Understanding the Full Cost (FC) Method

In the realm of accounting, the full cost (FC) method is a specialized system predominantly embraced by extractive industries like oil and gas companies. This methodology entails the capitalization of all exploration operating expenses, regardless of their outcome, which are then spread out over time as reserves are developed.

This contrasts with the successful efforts (SE) accounting method, which only capitalizes expenses from fruitful extraction endeavors.

Key Takeaways

  • Full cost (FC) accounting allows companies to capitalize all operating costs linked to identifying new oil and gas reserves, regardless of success.
  • Delaying unsuccessful expenses inflates reported net income (NI), but exposes companies to substantial non-cash charges.
  • The FC method provides an alternative to the SE accounting method, which capitalizes only expenses from productive extraction work.
  • Due to disagreements, both methods persist as governing bodies strive to determine the most transparent avenue for reporting earnings and cash flow.


Understanding the Full Cost (FC) Method

Companies in the oil and gas sector invest significant resources in exploring untapped reservoirs, with no guarantee of success. These costs include land acquisition, permissions, equipment, labor costs, and transportation.

While unsuccessful exploration costs are typically expensed, the FC method integrates both successful and unsuccessful explorations into the balance sheet as costs.

Companies involved in oil and gas exploration have the choice of employing either the FC or SE accounting methods. Under SE, only successful efforts’ expenses are capitalized, with costs from failed ventures immediately recorded against revenues.

Two contrasting accounting methods endure due to regulatory discrepancies on transparent earnings reporting.

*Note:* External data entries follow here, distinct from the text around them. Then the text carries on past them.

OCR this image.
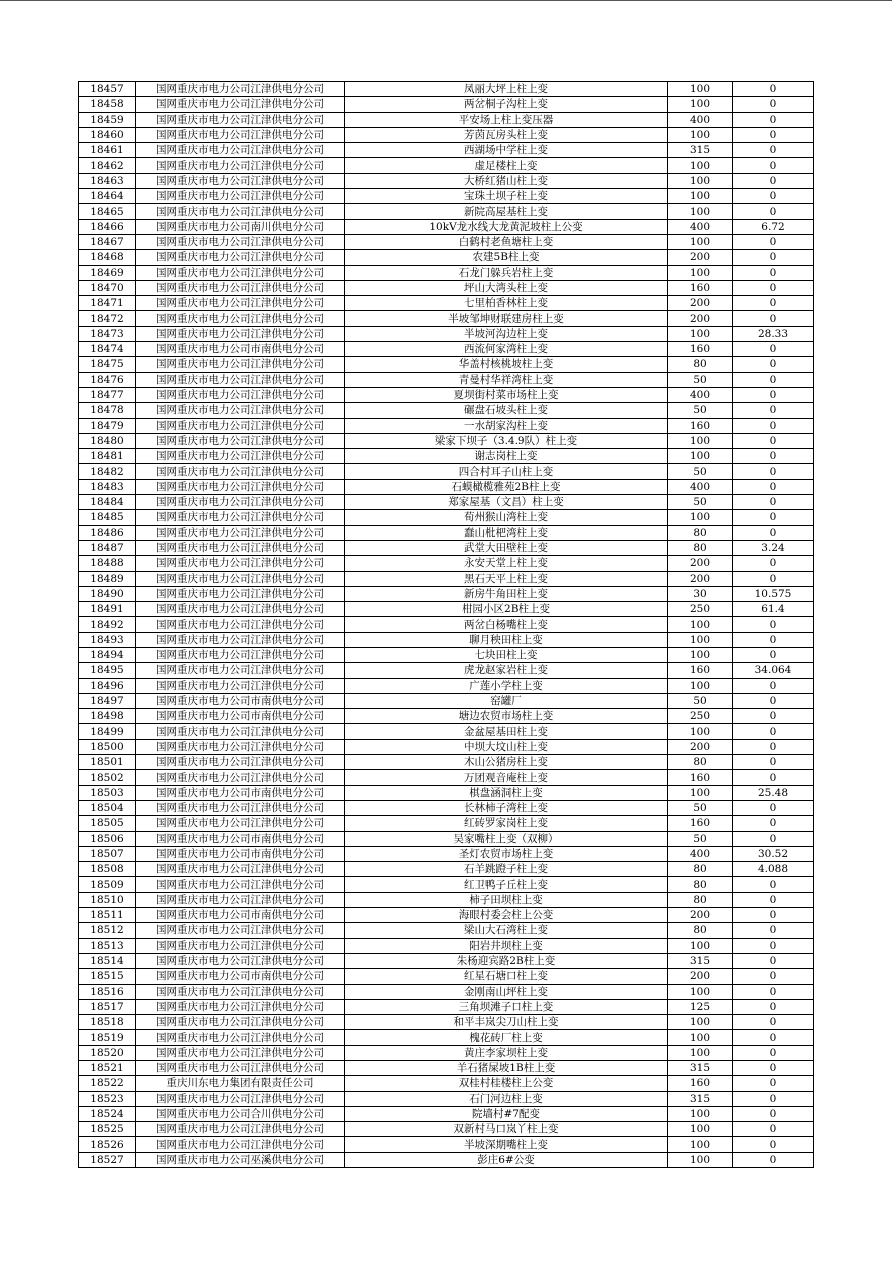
18457	国网重庆市电力公司江津供电分公司	凤丽大坪上柱上变	100	0
18458	国网重庆市电力公司江津供电分公司	两岔桐子沟柱上变	100	0
18459	国网重庆市电力公司江津供电分公司	平安场上柱上变压器	400	0
18460	国网重庆市电力公司江津供电分公司	芳茵瓦房头柱上变	100	0
18461	国网重庆市电力公司江津供电分公司	西湖场中学柱上变	315	0
18462	国网重庆市电力公司江津供电分公司	虚足楼柱上变	100	0
18463	国网重庆市电力公司江津供电分公司	大桥红猪山柱上变	100	0
18464	国网重庆市电力公司江津供电分公司	宝珠土坝子柱上变	100	0
18465	国网重庆市电力公司江津供电分公司	新院高屋基柱上变	100	0
18466	国网重庆市电力公司南川供电分公司	10kV龙水线大龙黄泥坡柱上公变	400	6.72
18467	国网重庆市电力公司江津供电分公司	白鹤村老鱼塘柱上变	100	0
18468	国网重庆市电力公司江津供电分公司	农建5B柱上变	200	0
18469	国网重庆市电力公司江津供电分公司	石龙门躲兵岩柱上变	100	0
18470	国网重庆市电力公司江津供电分公司	坪山大湾头柱上变	160	0
18471	国网重庆市电力公司江津供电分公司	七里柏香林柱上变	200	0
18472	国网重庆市电力公司江津供电分公司	半坡邹坤财联建房柱上变	200	0
18473	国网重庆市电力公司江津供电分公司	半坡河沟边柱上变	100	28.33
18474	国网重庆市电力公司市南供电分公司	西流何家湾柱上变	160	0
18475	国网重庆市电力公司江津供电分公司	华盖村核桃坡柱上变	80	0
18476	国网重庆市电力公司江津供电分公司	青曼村华祥湾柱上变	50	0
18477	国网重庆市电力公司江津供电分公司	夏坝街村菜市场柱上变	400	0
18478	国网重庆市电力公司江津供电分公司	碾盘石坡头柱上变	50	0
18479	国网重庆市电力公司江津供电分公司	一水胡家沟柱上变	160	0
18480	国网重庆市电力公司江津供电分公司	梁家下坝子（3.4.9队）柱上变	100	0
18481	国网重庆市电力公司江津供电分公司	谢志岗柱上变	100	0
18482	国网重庆市电力公司江津供电分公司	四合村耳子山柱上变	50	0
18483	国网重庆市电力公司江津供电分公司	石蟆橄榄雅苑2B柱上变	400	0
18484	国网重庆市电力公司江津供电分公司	郑家屋基（文昌）柱上变	50	0
18485	国网重庆市电力公司江津供电分公司	荀州猴山湾柱上变	100	0
18486	国网重庆市电力公司江津供电分公司	蠢山枇杷湾柱上变	80	0
18487	国网重庆市电力公司江津供电分公司	武堂大田壁柱上变	80	3.24
18488	国网重庆市电力公司江津供电分公司	永安天堂上柱上变	200	0
18489	国网重庆市电力公司江津供电分公司	黑石天平上柱上变	200	0
18490	国网重庆市电力公司江津供电分公司	新房牛角田柱上变	30	10.575
18491	国网重庆市电力公司江津供电分公司	柑园小区2B柱上变	250	61.4
18492	国网重庆市电力公司江津供电分公司	两岔白杨嘴柱上变	100	0
18493	国网重庆市电力公司江津供电分公司	聊月秧田柱上变	100	0
18494	国网重庆市电力公司江津供电分公司	七块田柱上变	100	0
18495	国网重庆市电力公司江津供电分公司	虎龙赵家岩柱上变	160	34.064
18496	国网重庆市电力公司江津供电分公司	广莲小学柱上变	100	0
18497	国网重庆市电力公司市南供电分公司	窑罐厂	50	0
18498	国网重庆市电力公司市南供电分公司	塘边农贸市场柱上变	250	0
18499	国网重庆市电力公司江津供电分公司	金盆屋基田柱上变	100	0
18500	国网重庆市电力公司江津供电分公司	中坝大坟山柱上变	200	0
18501	国网重庆市电力公司江津供电分公司	木山公猪房柱上变	80	0
18502	国网重庆市电力公司江津供电分公司	万团观音庵柱上变	160	0
18503	国网重庆市电力公司市南供电分公司	棋盘涵洞柱上变	100	25.48
18504	国网重庆市电力公司江津供电分公司	长林柿子湾柱上变	50	0
18505	国网重庆市电力公司江津供电分公司	红砖罗家岗柱上变	160	0
18506	国网重庆市电力公司市南供电分公司	吴家嘴柱上变（双柳）	50	0
18507	国网重庆市电力公司市南供电分公司	圣灯农贸市场柱上变	400	30.52
18508	国网重庆市电力公司江津供电分公司	石羊跳蹬子柱上变	80	4.088
18509	国网重庆市电力公司江津供电分公司	红卫鸭子丘柱上变	80	0
18510	国网重庆市电力公司江津供电分公司	柿子田坝柱上变	80	0
18511	国网重庆市电力公司市南供电分公司	海眼村委会柱上公变	200	0
18512	国网重庆市电力公司江津供电分公司	梁山大石湾柱上变	80	0
18513	国网重庆市电力公司江津供电分公司	阳岩井坝柱上变	100	0
18514	国网重庆市电力公司江津供电分公司	朱杨迎宾路2B柱上变	315	0
18515	国网重庆市电力公司市南供电分公司	红星石塘口柱上变	200	0
18516	国网重庆市电力公司江津供电分公司	金刚南山坪柱上变	100	0
18517	国网重庆市电力公司江津供电分公司	三角坝滩子口柱上变	125	0
18518	国网重庆市电力公司江津供电分公司	和平丰岚尖刀山柱上变	100	0
18519	国网重庆市电力公司江津供电分公司	槐花砖厂柱上变	100	0
18520	国网重庆市电力公司江津供电分公司	黄庄李家坝柱上变	100	0
18521	国网重庆市电力公司江津供电分公司	羊石猪屎坡1B柱上变	315	0
18522	重庆川东电力集团有限责任公司	双桂村桂楼柱上公变	160	0
18523	国网重庆市电力公司江津供电分公司	石门河边柱上变	315	0
18524	国网重庆市电力公司合川供电分公司	院墙村#7配变	100	0
18525	国网重庆市电力公司江津供电分公司	双新村马口岚丫柱上变	100	0
18526	国网重庆市电力公司江津供电分公司	半坡深期嘴柱上变	100	0
18527	国网重庆市电力公司巫溪供电分公司	彭庄6#公变	100	0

Full Cost (FC) Method vs. Successful Efforts (SE) Method

The divergence between the FC and SE methods arises from differing perspectives on oil and gas exploration and development expenses. Each view advocates for the method that best ensures transparent accounting of a company’s earnings and cash flows within the sector.

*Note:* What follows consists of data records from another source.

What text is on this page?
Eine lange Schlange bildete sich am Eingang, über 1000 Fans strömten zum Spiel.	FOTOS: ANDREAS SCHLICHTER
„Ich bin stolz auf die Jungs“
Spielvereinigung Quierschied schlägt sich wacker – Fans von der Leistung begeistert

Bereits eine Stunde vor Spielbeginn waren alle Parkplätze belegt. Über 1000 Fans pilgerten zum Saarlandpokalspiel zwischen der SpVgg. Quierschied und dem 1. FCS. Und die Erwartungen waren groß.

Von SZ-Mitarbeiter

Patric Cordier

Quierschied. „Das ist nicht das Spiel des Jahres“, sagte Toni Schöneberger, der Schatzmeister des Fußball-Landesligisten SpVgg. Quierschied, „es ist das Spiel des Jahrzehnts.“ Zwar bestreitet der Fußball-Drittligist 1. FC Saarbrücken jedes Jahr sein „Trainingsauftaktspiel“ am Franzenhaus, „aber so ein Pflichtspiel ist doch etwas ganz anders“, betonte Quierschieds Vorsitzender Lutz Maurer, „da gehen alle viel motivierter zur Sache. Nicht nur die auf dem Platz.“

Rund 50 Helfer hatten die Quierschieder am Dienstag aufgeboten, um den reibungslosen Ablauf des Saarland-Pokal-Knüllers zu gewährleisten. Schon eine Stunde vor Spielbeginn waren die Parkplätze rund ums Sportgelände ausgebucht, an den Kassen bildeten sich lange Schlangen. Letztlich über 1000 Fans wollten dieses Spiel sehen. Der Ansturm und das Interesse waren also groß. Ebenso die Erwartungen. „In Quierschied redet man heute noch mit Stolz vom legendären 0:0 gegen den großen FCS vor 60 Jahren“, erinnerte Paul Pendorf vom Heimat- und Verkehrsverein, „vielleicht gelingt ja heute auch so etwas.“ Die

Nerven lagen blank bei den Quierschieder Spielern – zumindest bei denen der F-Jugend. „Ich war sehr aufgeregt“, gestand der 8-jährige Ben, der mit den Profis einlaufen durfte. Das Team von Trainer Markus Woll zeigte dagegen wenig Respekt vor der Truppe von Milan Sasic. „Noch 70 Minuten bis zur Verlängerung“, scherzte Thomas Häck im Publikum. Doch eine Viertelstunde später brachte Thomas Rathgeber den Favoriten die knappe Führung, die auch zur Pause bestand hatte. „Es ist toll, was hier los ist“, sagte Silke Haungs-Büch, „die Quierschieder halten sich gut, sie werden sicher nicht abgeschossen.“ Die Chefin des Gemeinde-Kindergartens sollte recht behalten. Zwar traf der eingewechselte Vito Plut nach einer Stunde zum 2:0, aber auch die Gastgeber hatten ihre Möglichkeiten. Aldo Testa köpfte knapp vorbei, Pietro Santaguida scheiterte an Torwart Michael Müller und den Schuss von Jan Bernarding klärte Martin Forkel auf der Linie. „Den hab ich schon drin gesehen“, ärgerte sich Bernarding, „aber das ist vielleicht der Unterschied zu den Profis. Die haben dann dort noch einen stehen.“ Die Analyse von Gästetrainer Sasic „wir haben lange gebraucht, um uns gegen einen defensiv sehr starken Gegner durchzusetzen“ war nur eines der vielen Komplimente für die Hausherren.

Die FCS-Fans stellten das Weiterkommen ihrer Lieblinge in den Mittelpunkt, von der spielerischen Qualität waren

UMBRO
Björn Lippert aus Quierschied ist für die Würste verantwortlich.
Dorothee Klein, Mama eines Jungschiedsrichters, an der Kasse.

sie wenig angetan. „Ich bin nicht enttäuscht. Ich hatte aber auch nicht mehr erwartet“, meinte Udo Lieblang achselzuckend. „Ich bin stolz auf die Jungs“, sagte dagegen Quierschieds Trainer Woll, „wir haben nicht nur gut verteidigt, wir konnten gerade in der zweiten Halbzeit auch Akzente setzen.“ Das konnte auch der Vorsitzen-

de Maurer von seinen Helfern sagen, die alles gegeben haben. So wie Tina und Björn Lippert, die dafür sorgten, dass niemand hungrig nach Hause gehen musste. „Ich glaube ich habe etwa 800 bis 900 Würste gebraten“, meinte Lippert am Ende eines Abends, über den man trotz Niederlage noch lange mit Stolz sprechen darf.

The SE approach emphasizes the goal of extracting oil and gas from reserves, capitalizing costs only from successful efforts and expensing unsuccessful ones due to no asset changes.

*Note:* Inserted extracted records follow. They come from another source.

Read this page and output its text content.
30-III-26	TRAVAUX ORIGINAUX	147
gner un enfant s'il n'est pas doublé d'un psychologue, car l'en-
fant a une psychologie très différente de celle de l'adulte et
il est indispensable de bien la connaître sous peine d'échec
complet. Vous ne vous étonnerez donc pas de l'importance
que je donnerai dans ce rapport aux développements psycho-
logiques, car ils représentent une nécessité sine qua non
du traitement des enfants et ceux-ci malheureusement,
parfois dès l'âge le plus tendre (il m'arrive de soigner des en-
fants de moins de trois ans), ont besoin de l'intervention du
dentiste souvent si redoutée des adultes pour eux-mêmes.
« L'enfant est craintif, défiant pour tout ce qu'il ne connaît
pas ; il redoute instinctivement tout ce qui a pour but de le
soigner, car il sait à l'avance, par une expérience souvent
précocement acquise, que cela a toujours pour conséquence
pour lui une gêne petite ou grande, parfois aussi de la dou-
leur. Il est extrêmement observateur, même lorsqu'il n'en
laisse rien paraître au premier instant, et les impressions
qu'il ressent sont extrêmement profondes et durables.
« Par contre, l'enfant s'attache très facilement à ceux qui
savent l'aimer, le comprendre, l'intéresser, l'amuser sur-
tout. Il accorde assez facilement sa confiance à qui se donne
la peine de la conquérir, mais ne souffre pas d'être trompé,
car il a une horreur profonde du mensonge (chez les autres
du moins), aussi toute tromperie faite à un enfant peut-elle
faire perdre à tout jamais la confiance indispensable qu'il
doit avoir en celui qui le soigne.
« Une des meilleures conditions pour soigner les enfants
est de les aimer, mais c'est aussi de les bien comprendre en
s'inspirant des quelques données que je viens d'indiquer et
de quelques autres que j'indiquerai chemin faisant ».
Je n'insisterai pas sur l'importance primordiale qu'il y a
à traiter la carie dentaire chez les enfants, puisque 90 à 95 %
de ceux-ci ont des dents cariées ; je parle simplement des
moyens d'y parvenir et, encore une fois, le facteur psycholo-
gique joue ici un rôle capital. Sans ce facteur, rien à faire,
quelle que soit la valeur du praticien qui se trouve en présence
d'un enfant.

Conversely, proponents of the FC method argue that oil and gas companies’ primary focus is exploring and developing reserves, necessitating capitalization of all costs involved, followed by gradual write-offs over an operational cycle.


Advantages and Disadvantages of the Full Cost (FC) Method

Electing to follow the FC method path presents both advantages and drawbacks. Initial profits may appear inflated until an impairment occurs, giving an impression of higher net income that can attract investors and raise capital.

However, capitalizing unsuccessful exploration costs instead of expensing them makes a company more vulnerable to significant non-cash charges during expected cash flow decreases, impacting earnings and share prices.

Additionally, periodic impairment reviews increase accounting costs.


Special Considerations

The coexistence of two accounting methods reflects industry divisions on transparent earnings reporting for oil and gas companies. The Financial Accounting Standards Board (FASB) mandates the SE method, while the Securities and Exchange Commission (SEC) permits the FC method. As they grapple with ideological differences, investors must carefully navigate these reporting variations and understand their implications on a company’s NI and cash flows.

It’s essential for investors to discern the accounting method used to grasp the impact on financial metrics accurately.